I picked two large red bell peppers out of the garden this week to make one of my favorite pasta sauces – red pepper cream sauce. This is the first year my husband planted an Italian variety of pepper called Quadrato Rosso. They are very large, thick peppers that are great roasted. My mom makes excellent roasted peppers. Hers always taste so sweet. She has just the right touch. She has an easy method for roasting that works well. Line a baking sheet with foil. Cut the peppers into four, remove seeds and lay flat on the foil. Roast under the broiler on high heat until the skins are black. This takes about 7-10 minutes depending on your oven. Remove baking sheet from oven and bring the foil ends together and seal up peppers. Let sit 5-10 minutes. Open foil and peel blackened skin off peppers. Slice peppers into strips and place in jar with olive oil to cover and 5 whole cloves of peeled garlic. They keep at least one week in the refrigerator.

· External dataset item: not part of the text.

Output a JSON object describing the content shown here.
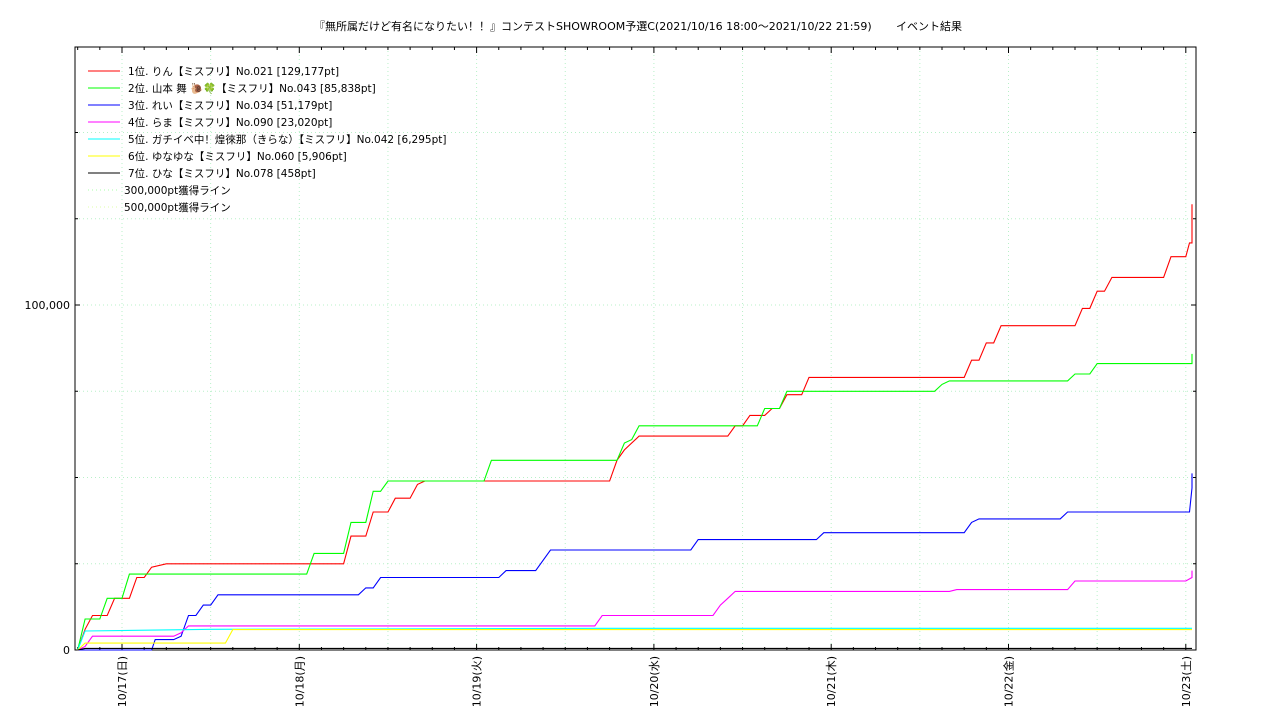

Pasta with Red Pepper Cream Sauce
2 large red bell peppers, roasted
2 cloves garlic, chopped
2 Tbsp. extra virgin olive oil
1/4 tsp. kosher salt
1/8 tsp. black pepper
1/4 tsp. dried Greek oregano
1/4 c. heavy cream
4 large basil leaves, chopped for garnish
2 Tbsp. grated Parmesan cheese
1/2 lb. mini penne pasta
In a blender combine peppers, garlic, oil, salt and pepper. Blend until smooth. Add oregano and cream and blend until smooth. Cook your pasta then pour sauce over and toss. Garnish with basil
and grated Parmesan. Serves 3-4.
Note: You can alter this recipe to make a delicious roasted pepper spread for crostini by eliminating the cream and adding the basil and Parmesan to the blender and blend until smooth.